Marico sees Q3 margins under pressure as input costs rise

Marico sees Q3 margins under pressure as input costs rise

Kolkata: Consumer products maker Marico Ltd sees pressure from rising input costs impacting the firm’s margins in the third quarter of the current fiscal, a top official said.

“The increase in raw material prices varies across categories. For example, for coconut oil, the raw material prices have gone up by 60% (in the current quarter)," Harsh Mariwala, chairman and managing director, told reporters.

The company has increased prices of its flagship hair oil brand ‘Parachute’ by 5% and edible oils prices by 2-3% during the second quarter.
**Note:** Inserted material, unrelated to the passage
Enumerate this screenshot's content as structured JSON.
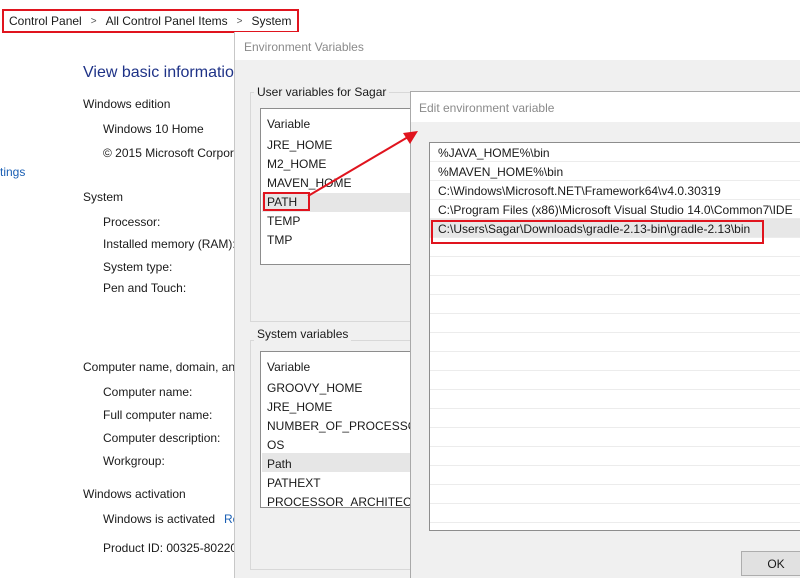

It also hiked prices of ‘Parachute´ for the second time by 7-8% at the end of the second quarter.

Copra is a key raw material, accounting for 40% of Marico’s input costs.

Marico, however, expects its revenue growth to pick up during the second half of the fiscal.

“In H1 revenue growth was 13% so in the second half it will definitely be higher than that," Mariwala said.

The firm is also looking for growth, both via organic and inorganic means, and is scouting for acquisitions in geographies such as Indonesia, Vietnam, Kenya and Nigeria, in the personal care space.

At 3.15 p.m., shares of the firm were up 1.55% at 124.35 in a firm Mumbai market.